Shanti Sethi is an American naval officer and the only Indian-American woman and the 15th female officer to command a major US Navy combat warship. She commanded the guided missile destroyer from 15 December 2010 to May 2012. From 2021 to 2022, she served as the Navy's Senior Military Advisor to the Secretary of the Navy. From February 2022 until the Fall of 2022, she was detailed to the Office of the Vice President as Executive Secretary and Defense Advisor. She is now detailed to the National Security Council as Director for Talent Management and Recruiting.

==Background==
Captain Shanti Sethi is a native of Reno, Nevada. She graduated from Norwich University in 1993 with a degree in International Affairs. She also holds a Masters of International Policy and Practice from The George Washington University's Elliott School of International Affairs.

==Career==
After postings in various ships and naval shore installations, Sethi assumed command of USS Decatur on 15 December 2010.
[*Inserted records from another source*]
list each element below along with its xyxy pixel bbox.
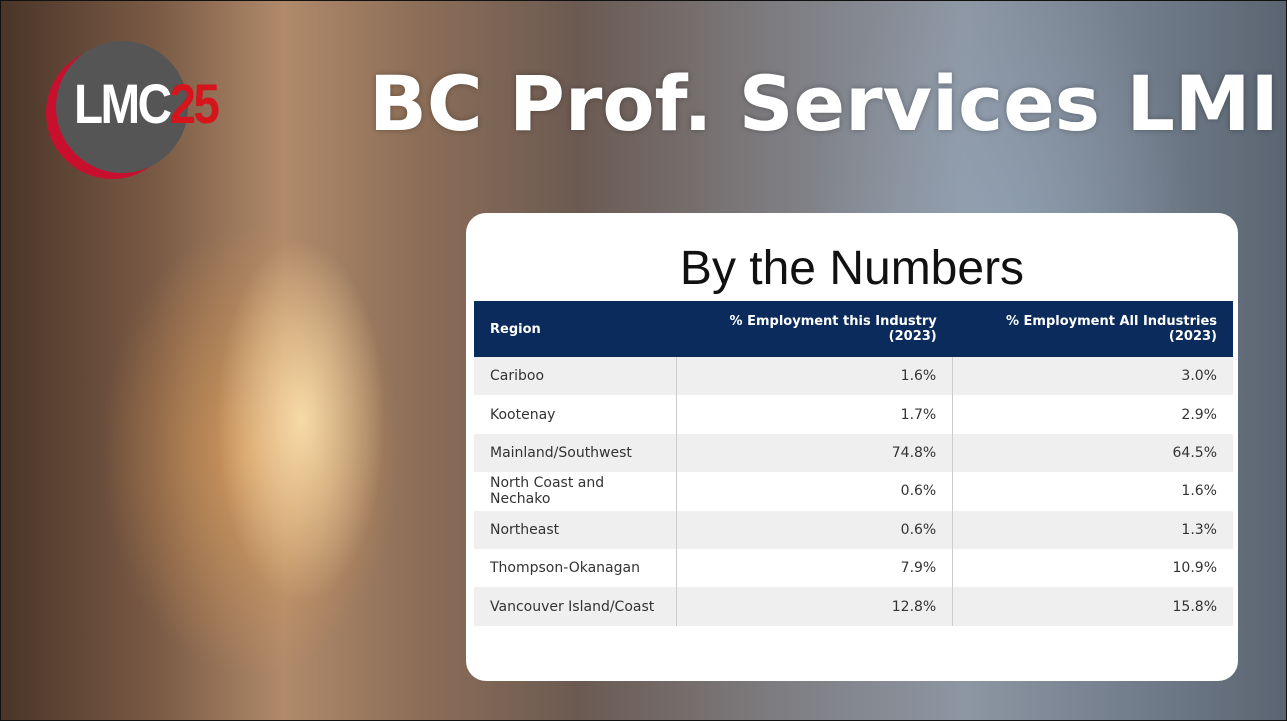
card-heading: By the Numbers [679, 242, 1025, 295]
table-row: Vancouver Island/Coast 12.8% 15.8% [474, 587, 1233, 626]
table-row: Northeast 0.6% 1.3% [474, 510, 1233, 549]
slide-title: BC Prof. Services LMI [369, 59, 1279, 148]
value-cell: 1.6% [675, 357, 953, 396]
region-cell: Northeast [474, 510, 676, 549]
value-cell: 10.9% [952, 548, 1233, 588]
value-cell: 64.5% [952, 433, 1233, 473]
region-cell: Vancouver Island/Coast [474, 587, 676, 626]
region-cell: North Coast and Nechako [490, 475, 605, 508]
region-cell: Cariboo [474, 357, 676, 396]
logo-circle [56, 41, 188, 173]
value-cell: 74.8% [675, 433, 953, 473]
logo: LMC25 [46, 41, 220, 181]
value-cell: 1.7% [675, 395, 953, 434]
logo-letters: LMC [74, 72, 172, 135]
table-row: Thompson-Okanagan 7.9% 10.9% [474, 548, 1233, 588]
table-row: Mainland/Southwest 74.8% 64.5% [474, 433, 1233, 473]
column-header: % Employment All Industries (2023) [952, 301, 1233, 357]
column-header: Region [474, 301, 676, 357]
column-header: % Employment this Industry (2023) [676, 301, 953, 357]
table-row: Cariboo 1.6% 3.0% [474, 357, 1233, 396]
header-row: Region% Employment this Industry (2023)%… [474, 301, 1233, 357]
value-cell: 0.6% [675, 510, 953, 549]
table-row: North Coast and Nechako 0.6% 1.6% [474, 472, 1233, 511]
value-cell: 0.6% [675, 472, 953, 511]
value-cell: 12.8% [675, 587, 953, 626]
value-cell: 3.0% [952, 357, 1233, 396]
logo-number: 25 [169, 72, 219, 135]
value-cell: 2.9% [952, 395, 1233, 434]
data-table: Region% Employment this Industry (2023)%… [474, 301, 1233, 626]
value-cell: 1.6% [952, 472, 1233, 511]
region-cell: Thompson-Okanagan [490, 560, 640, 577]
value-cell: 15.8% [952, 587, 1233, 626]
value-cell: 7.9% [675, 548, 953, 588]
card: By the Numbers Region% Employment this I… [466, 213, 1238, 681]
logo-text: LMC25 [74, 71, 220, 136]
table-row: Kootenay 1.7% 2.9% [474, 395, 1233, 434]
value-cell: 1.3% [952, 510, 1233, 549]
table-body: Cariboo 1.6% 3.0% Kootenay 1.7% 2.9% Mainland/… [474, 357, 1233, 626]
region-cell: Kootenay [490, 406, 556, 423]
region-cell: Mainland/Southwest [474, 433, 676, 473]
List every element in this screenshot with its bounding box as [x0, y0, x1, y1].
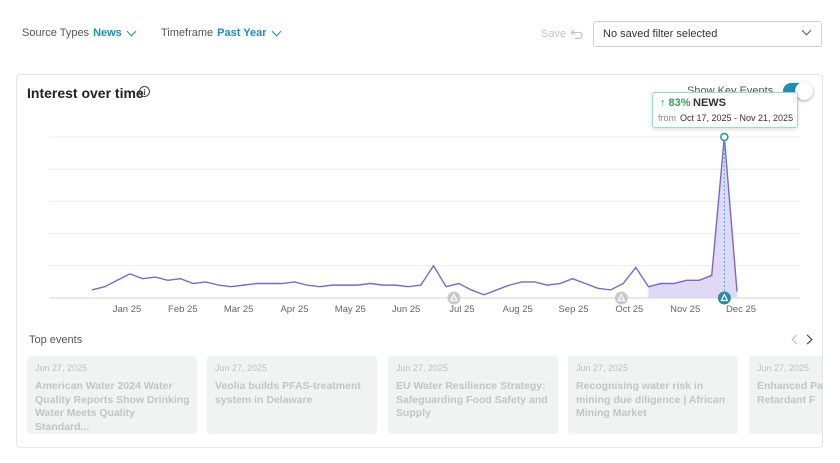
saved-filter-value: No saved filter selected: [603, 28, 718, 40]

She is the first female commander of an American naval ship to visit India.

In 2015, she was promoted to the rank of Captain.

Sethi's decorations and awards include the Meritorious Service Medal (two awards), Navy Commendation Medal (four awards), the Navy Achievement Medal, and unit and campaign awards.

In February 2022 Sethi was appointed as the defence advisor to the Vice President of the US, Kamala Harris. She is currently serving as the National Security Council's Director for Talent Management and Recruiting.